MOORE, Okla. (AP) — One young girl is so afraid of the wind that she carries headphones to block out the sound. Other kids are traumatized by the memory of their narrow escape from the storm and the friends who died just a few feet away from them.
Nearly three months after a twister blasted through Moore and destroyed two elementary schools, students are preparing to go back to class. Although many families are ready to return to a familiar routine, parents and teachers say the town's children have fears that are still fresh and a lot more healing to do.
Both schools — Plaza Towers Elementary and Briarwood Elementary — have been razed to concrete slabs, as have most of the surrounding homes. Students will attend class in temporary buildings starting Friday.
District officials hope the new school year marks a fresh start in the lives of children who survived the May 20 tornado, which killed 24 people and wrecked scores of homes and businesses along a 17-mile path through the heart of this Oklahoma City suburb.
"I'm not going to act as though those first couple of weeks (after the storm) weren't so terribly difficult, because they were," said Superintendent Robert Romines, a longtime Moore resident who took the district's top post over the summer. "But since that day, we have turned a lot of corners. After our last funeral, we turned a corner."
Parents of some of the children who attended Plaza Towers, where seven third-graders were crushed by a collapsing wall, say their kids frighten easily, especially during severe weather, and are often haunted by thoughts of their friends who died.
"There was screaming and crying," recalled 9-year-old Ruby Macias, who was trapped under the same wall.
Now Ruby gets scared whenever the weather turns bad and remains troubled by the death of her close friend, Sydney Angle, who was also 9.
"She says she dreams about her friend," said Ruby's mother, Veronica Macias. "I don't know what to tell her."
Another Plaza Towers student trapped beneath the wall, 10-year-old Xavier Delgado, said he doesn't like to think or talk about the day of the tornado, but he's not afraid to go back to class.
"I'm not nervous. I'm kind of excited about seeing my friends," said Xavier, who acknowledged that heavy weather still disturbs him. "I only get scared when there's loud thunder."
Xavier's 8-year-old sister, Haley, a second-grader at Plaza Towers, often carries a pair of headphones to block out the sound of the wind, which reminds her of the day the twister reduced her school to pile of rubble.
"She remembers the noise," said the children's mother, Athena Delgado. "If it's going to be windy or severe weather outside, she'll carry them with her."
The site where the Plaza Towers school once stood, in the heart of a neighborhood decimated by the tornado, has become a makeshift memorial for the dead and a meeting spot for volunteers. A handful of wind-battered trees are beginning to grow new leaves and branches again.
A chain-link fence that ringed the school property was covered with hundreds of autographed T-shirts from across the country, many from the volunteers who poured into the community to help. The fence has been removed so workers can begin digging out the slab, but seven wooden crosses remain, each adorned with the name of a child who died. An eighth cross, taller than the rest, simply has a black number 7 inside a red heart.

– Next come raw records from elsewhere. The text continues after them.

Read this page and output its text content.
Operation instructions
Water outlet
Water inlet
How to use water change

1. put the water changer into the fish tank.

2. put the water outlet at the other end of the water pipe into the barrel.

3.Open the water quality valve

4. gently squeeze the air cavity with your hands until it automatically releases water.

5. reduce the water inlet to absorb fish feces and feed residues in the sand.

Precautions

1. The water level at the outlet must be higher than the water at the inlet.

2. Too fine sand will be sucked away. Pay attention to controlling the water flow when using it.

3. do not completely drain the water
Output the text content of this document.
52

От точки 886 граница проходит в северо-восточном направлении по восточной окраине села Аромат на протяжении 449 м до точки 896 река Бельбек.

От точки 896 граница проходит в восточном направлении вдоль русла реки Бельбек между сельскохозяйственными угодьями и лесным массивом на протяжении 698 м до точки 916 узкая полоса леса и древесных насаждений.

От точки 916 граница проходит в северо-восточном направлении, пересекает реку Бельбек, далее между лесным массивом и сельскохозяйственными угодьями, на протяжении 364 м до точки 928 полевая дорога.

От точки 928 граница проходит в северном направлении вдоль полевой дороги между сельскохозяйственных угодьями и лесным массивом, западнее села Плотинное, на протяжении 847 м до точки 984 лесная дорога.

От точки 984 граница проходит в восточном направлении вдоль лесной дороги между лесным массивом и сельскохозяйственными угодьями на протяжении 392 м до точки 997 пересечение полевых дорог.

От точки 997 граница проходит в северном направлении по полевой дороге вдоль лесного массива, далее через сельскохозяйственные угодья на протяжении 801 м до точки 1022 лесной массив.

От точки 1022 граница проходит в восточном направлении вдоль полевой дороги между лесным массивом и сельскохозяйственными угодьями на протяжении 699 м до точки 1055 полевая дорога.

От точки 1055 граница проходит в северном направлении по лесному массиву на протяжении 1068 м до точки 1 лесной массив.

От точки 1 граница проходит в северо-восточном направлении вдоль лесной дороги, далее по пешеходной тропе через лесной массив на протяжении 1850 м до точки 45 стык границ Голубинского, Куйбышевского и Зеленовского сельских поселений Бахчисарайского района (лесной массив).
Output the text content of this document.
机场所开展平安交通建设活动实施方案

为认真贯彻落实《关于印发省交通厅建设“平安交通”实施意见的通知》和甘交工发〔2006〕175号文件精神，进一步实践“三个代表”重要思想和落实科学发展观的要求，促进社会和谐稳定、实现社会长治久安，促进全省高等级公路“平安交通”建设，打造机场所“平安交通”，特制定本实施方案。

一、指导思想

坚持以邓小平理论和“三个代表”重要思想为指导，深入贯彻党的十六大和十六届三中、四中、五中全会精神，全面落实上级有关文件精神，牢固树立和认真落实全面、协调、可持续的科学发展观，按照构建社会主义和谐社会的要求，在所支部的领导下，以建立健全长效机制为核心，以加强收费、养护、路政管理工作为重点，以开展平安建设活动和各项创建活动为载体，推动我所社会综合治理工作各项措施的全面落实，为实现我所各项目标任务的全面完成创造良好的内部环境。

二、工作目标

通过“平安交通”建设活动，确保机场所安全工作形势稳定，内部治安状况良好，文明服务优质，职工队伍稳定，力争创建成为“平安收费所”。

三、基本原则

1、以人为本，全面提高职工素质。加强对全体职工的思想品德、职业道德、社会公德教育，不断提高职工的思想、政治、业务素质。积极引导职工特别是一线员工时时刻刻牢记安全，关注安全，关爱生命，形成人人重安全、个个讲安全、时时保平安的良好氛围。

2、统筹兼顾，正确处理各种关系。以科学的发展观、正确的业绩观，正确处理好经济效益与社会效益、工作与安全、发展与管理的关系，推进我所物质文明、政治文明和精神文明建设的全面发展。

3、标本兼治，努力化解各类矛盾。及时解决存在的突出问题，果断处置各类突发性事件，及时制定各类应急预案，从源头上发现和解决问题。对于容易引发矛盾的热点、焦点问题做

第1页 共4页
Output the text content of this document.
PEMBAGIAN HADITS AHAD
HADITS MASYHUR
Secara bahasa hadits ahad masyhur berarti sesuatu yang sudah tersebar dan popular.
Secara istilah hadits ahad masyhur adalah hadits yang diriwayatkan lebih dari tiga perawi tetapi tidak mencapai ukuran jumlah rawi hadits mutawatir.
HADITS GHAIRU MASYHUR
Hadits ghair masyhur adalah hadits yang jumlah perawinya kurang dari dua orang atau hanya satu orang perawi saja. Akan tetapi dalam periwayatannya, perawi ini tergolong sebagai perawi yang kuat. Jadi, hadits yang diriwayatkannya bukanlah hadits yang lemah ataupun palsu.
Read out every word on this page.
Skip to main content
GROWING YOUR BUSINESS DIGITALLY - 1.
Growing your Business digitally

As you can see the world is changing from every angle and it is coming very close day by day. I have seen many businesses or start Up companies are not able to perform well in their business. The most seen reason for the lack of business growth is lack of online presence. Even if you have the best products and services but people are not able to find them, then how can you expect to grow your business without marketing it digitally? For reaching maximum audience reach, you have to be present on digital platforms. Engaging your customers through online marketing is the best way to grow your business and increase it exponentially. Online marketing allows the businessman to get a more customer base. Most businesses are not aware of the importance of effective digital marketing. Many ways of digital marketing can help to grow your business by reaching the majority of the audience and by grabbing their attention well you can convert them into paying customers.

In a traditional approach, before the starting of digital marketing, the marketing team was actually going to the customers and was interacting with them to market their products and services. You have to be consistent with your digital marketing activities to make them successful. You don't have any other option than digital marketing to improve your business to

Jennifer Doan, the third-grade teacher of six of the seven kids who died at Plaza Towers, suffered fractures in her spine and sternum when the wall fell in one piece on top of her and her students who had taken cover in a school hallway.
Doan, 30, managed to shield two students who were closest to her from the full weight of the wall, but she says she's still disturbed by memories of the ones she couldn't protect, especially when she reunites with her students who survived.
"I've been told over and over I couldn't have done anything else, and I know I did help save the ones that were right there under me. But of course, it reminds me of my other ones that I couldn't save," Doan said.
Doan, who was trapped under the wall for about an hour, said she was looking forward to the normalcy of school, but doctors haven't cleared her to return to work.
"I think it is partly healing to be back and to be back with everyone, and back with our kids that have gone through the same thing," said Doan, who is now about five months' pregnant. "But for me, in particular, I know obviously I'm not healed."
Brand-new schools are being constructed at both the Plaza Towers and Briarwood sites, with plans to include reinforced safe rooms that can withstand the most menacing storms. School officials hope both buildings will be open for the start of the 2014 school year.
This year, Briarwood students will attend classes at a local Baptist church while those from Plaza Towers go to a renovated building on the junior high campus. The transition to new buildings adds extra stress to the start of classes.
"I'm a little nervous about the beginning of school because I want the kids so badly to feel good and comfortable at school," said Plaza Towers Principal Amy Simpson, who took cover from the storm in a 4-by-5-foot bathroom with her office staff and emerged to find a mangled car on a coworker's desk.
Simpson kept in touch with many of her students over the summer and knows that they are still healing.
"Last night it rained and some of the kids started to cry. They're still trying to process it all," Simpson said. "This summer has been anything but normal, but school is a norm. It's a constant, where they see the same people."